Each of the three server nodes was built as follows:

  • 2U SuperMicro enclosure, providing 12×3.5″ disks at the front, & 2×2.5″ internal disks for the OS
  • SuperMicro X10SLM-F motherboard, Intel Xeon Processor
  • 32GB RAM
  • High-performance LSI 9280-4i4e SAS controller
  • Intel 10GbE NIC
  • 2xIntel SSDs for the OS
  • 12x4TB Hitachi disks, for their high reliability, and low cost.

The boards didn’t have many slots, but enough for RAID controller, 10GbE, and a SAS HBA:

A 4U SuperMicro enclosure provided a further 45×3.5″ disk bays – 24 disk bays accessible from the front, and 21 disk bays accessible from the back. This 4U 45-disk enclosure was attached to the first of the 3 server nodes.

The disks were grouped into 12-disk RAID6 volumes, each providing 40 TB usable storage. The RAID volumes were formatted with XFS & then added to the GlusterFS cluster as “bricks”. GlusterFS joins the bricks together to provide a filesystem which spans all the bricks, and which can be easily expanded by simply adding new bricks.

With each 45-disk enclosure providing 180 TB of raw disk, provisioned as 148 TB of RAID6, divided into 10TB bricks, the last 8 TB in each enclosure was not enough to form a brick. So this was leftover as a small test/scratch volume, not part of the GlusterFS. Each 45-bay enclosure thus provides 140 TB of storage to the GlusterFS (minus a small amount for the XFS filesystem overhead).

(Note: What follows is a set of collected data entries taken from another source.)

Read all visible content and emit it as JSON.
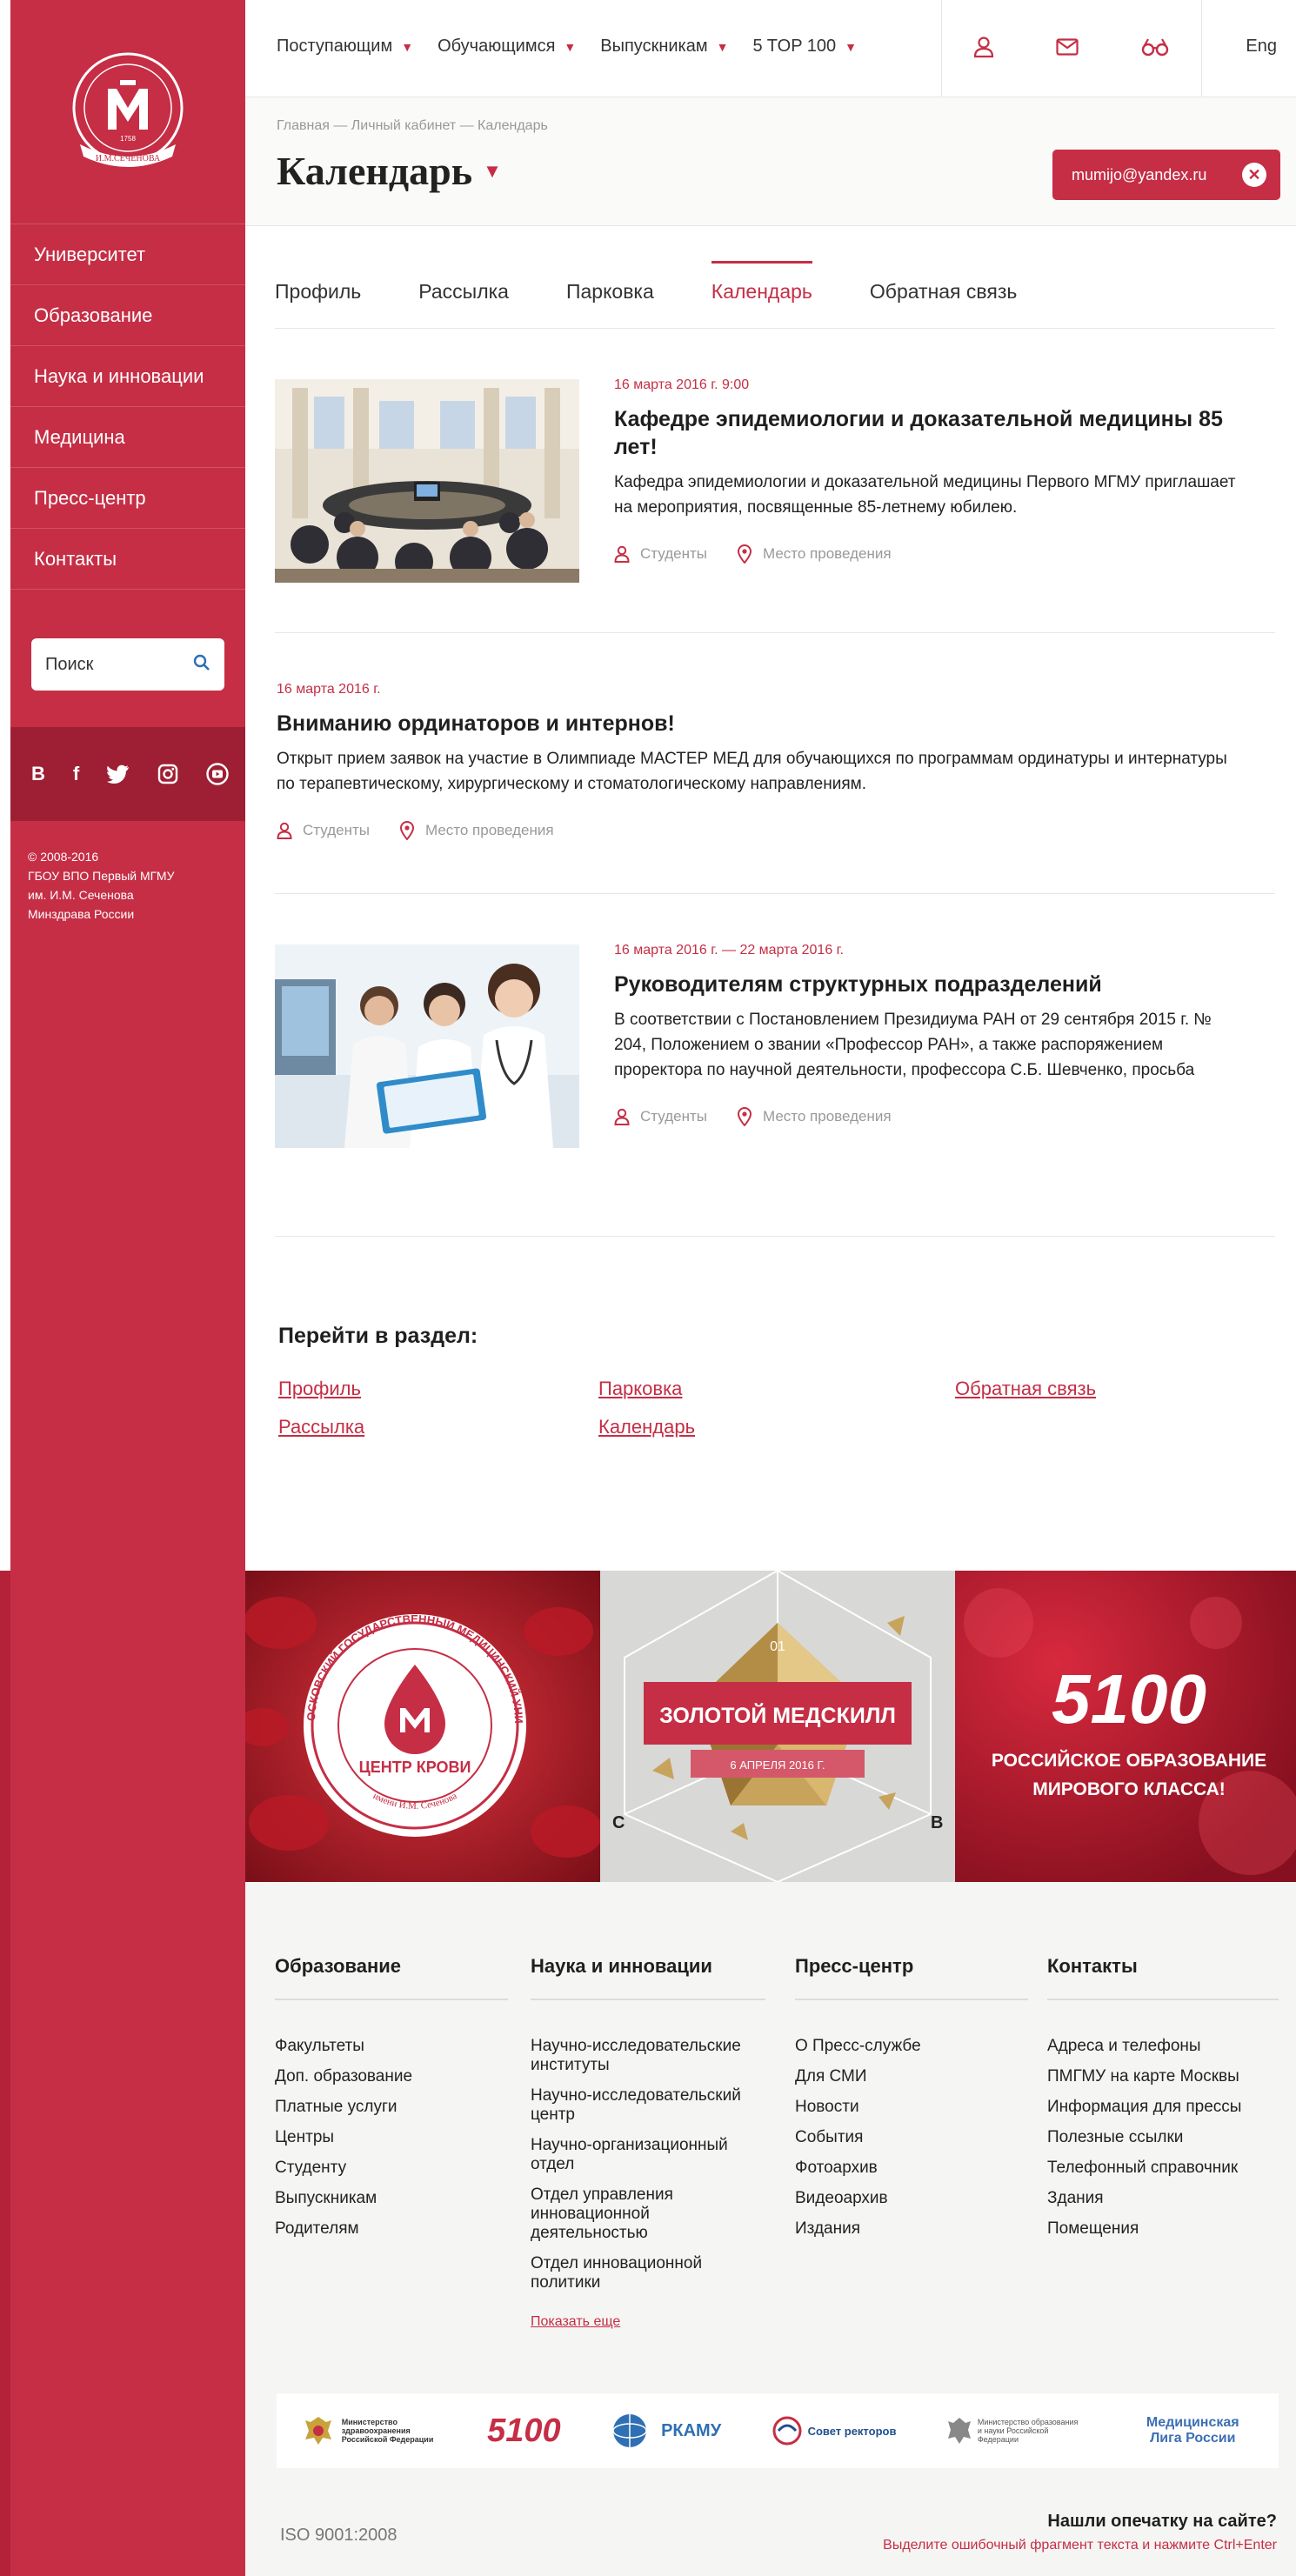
{
  "sidebar": {
    "logo_text": "И.М.СЕЧЕНОВА",
    "logo_year": "1758",
    "items": [
      {
        "label": "Университет"
      },
      {
        "label": "Образование"
      },
      {
        "label": "Наука и инновации"
      },
      {
        "label": "Медицина"
      },
      {
        "label": "Пресс-центр"
      },
      {
        "label": "Контакты"
      }
    ],
    "search_placeholder": "Поиск",
    "social": [
      "В",
      "f"
    ],
    "copyright": [
      "© 2008-2016",
      "ГБОУ ВПО Первый МГМУ",
      "им. И.М. Сеченова",
      "Минздрава России"
    ]
  },
  "topbar": {
    "nav": [
      "Поступающим",
      "Обучающимся",
      "Выпускникам",
      "5 TOP 100"
    ],
    "lang": "Eng",
    "icons": [
      "user-icon",
      "mail-icon",
      "glasses-icon"
    ]
  },
  "header": {
    "breadcrumb": "Главная — Личный кабинет — Календарь",
    "title": "Календарь",
    "email": "mumijo@yandex.ru"
  },
  "tabs": [
    {
      "label": "Профиль",
      "active": false
    },
    {
      "label": "Рассылка",
      "active": false
    },
    {
      "label": "Парковка",
      "active": false
    },
    {
      "label": "Календарь",
      "active": true
    },
    {
      "label": "Обратная связь",
      "active": false
    }
  ],
  "events": [
    {
      "date": "16 марта 2016 г. 9:00",
      "title": "Кафедре эпидемиологии и доказательной медицины 85 лет!",
      "text": "Кафедра эпидемиологии и доказательной медицины Первого МГМУ приглашает на мероприятия, посвященные 85-летнему юбилею.",
      "audience": "Студенты",
      "place": "Место проведения"
    },
    {
      "date": "16 марта 2016 г.",
      "title": "Вниманию ординаторов и интернов!",
      "text": "Открыт прием заявок на участие в Олимпиаде МАСТЕР МЕД для обучающихся по программам ординатуры и интернатуры по терапевтическому, хирургическому и стоматологическому направлениям.",
      "audience": "Студенты",
      "place": "Место проведения"
    },
    {
      "date": "16 марта 2016 г. — 22 марта 2016 г.",
      "title": "Руководителям структурных подразделений",
      "text": "В соответствии с Постановлением Президиума РАН от 29 сентября 2015 г. № 204, Положением о звании «Профессор РАН», а также распоряжением проректора по научной деятельности, профессора С.Б. Шевченко, просьба",
      "audience": "Студенты",
      "place": "Место проведения"
    }
  ],
  "goto": {
    "title": "Перейти в раздел:",
    "links": [
      "Профиль",
      "Рассылка",
      "Парковка",
      "Календарь",
      "Обратная связь"
    ]
  },
  "banners": {
    "blood_center": "ЦЕНТР КРОВИ",
    "blood_ring_top": "ПЕРВЫЙ МОСКОВСКИЙ ГОСУДАРСТВЕННЫЙ МЕДИЦИНСКИЙ УНИВЕРСИТЕТ",
    "blood_ring_bottom": "имени И.М. Сеченова",
    "medskill_num": "01",
    "medskill_title": "ЗОЛОТОЙ МЕДСКИЛЛ",
    "medskill_date": "6 АПРЕЛЯ 2016 Г.",
    "medskill_left": "С",
    "medskill_right": "В",
    "top100_logo": "5100",
    "top100_line1": "РОССИЙСКОЕ ОБРАЗОВАНИЕ",
    "top100_line2": "МИРОВОГО КЛАССА!"
  },
  "footer": {
    "columns": [
      {
        "title": "Образование",
        "items": [
          "Факультеты",
          "Доп. образование",
          "Платные услуги",
          "Центры",
          "Студенту",
          "Выпускникам",
          "Родителям"
        ]
      },
      {
        "title": "Наука и инновации",
        "items": [
          "Научно-исследовательские институты",
          "Научно-исследовательский центр",
          "Научно-организационный отдел",
          "Отдел управления инновационной деятельностью",
          "Отдел инновационной политики"
        ],
        "more": "Показать еще"
      },
      {
        "title": "Пресс-центр",
        "items": [
          "О Пресс-службе",
          "Для СМИ",
          "Новости",
          "События",
          "Фотоархив",
          "Видеоархив",
          "Издания"
        ]
      },
      {
        "title": "Контакты",
        "items": [
          "Адреса и телефоны",
          "ПМГМУ на карте Москвы",
          "Информация для прессы",
          "Полезные ссылки",
          "Телефонный справочник",
          "Здания",
          "Помещения"
        ]
      }
    ],
    "partners": [
      {
        "name": "Министерство здравоохранения Российской Федерации"
      },
      {
        "name": "5100"
      },
      {
        "name": "РКАМУ"
      },
      {
        "name": "Совет ректоров"
      },
      {
        "name": "Министерство образования и науки Российской Федерации"
      },
      {
        "name": "Медицинская Лига России"
      }
    ],
    "iso": "ISO 9001:2008",
    "typo_question": "Нашли опечатку на сайте?",
    "typo_hint": "Выделите ошибочный фрагмент текста и нажмите Ctrl+Enter"
  },
  "colors": {
    "accent": "#c52e45",
    "accent_dark": "#9e1f33",
    "footer_bg": "#f5f5f3"
  }
}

In early 2016 we purchased a second 45-bay enclosure, and by the time I left Fugro, we’d filled this enclosure with disks. This 2nd 4U enclosure was of course attached to the second node, leaving the third node ready to take a 3rd 4U enclosure when required.

The second 45-disk enclosure brought the cluster’s usable storage capacity to 400 TB (140TB x 2 + 40TB x 3), and when the third enclosure was added after I left, that will have taken the 3-node cluster to 540 TB, or half a PetaByte.

If (or when) the cluster needs to be expanded further, there are a variety of options. Add more nodes, or expand the 3 existing nodes with one or more additional 45-bay enclosures. Additional enclosures can be easily attached to the existing nodes by adding another controller to each node, or by daisy-chaining the second enclosure from the output SAS port on the first enclossure. Another option at some point would be to start using higher capacity disks, progressively retiring the oldest 4TB drives as they are replaced with larger ones.

Here are a couple of shots of the cluster in 2015, before we attached the second 4U 45-disk enclosure, plus a shot of the LSI MegaRAID manager, showing 57 disks & 207 TiB attached to the 1st node in the cluster:

Note: the 207 TB (Terabytes) of raw disk space reported by the MegaRaid storage manager is actually 207 TiB (Tibibytes). LSI have been a bit sloppy there. This is the 45 disks in the enclosure plus the 12 disks in the node, ie 180 TB (enclosure) + 48 TB (node) = 228 Terabytes (TB) = 207 Tebibytes (TiB).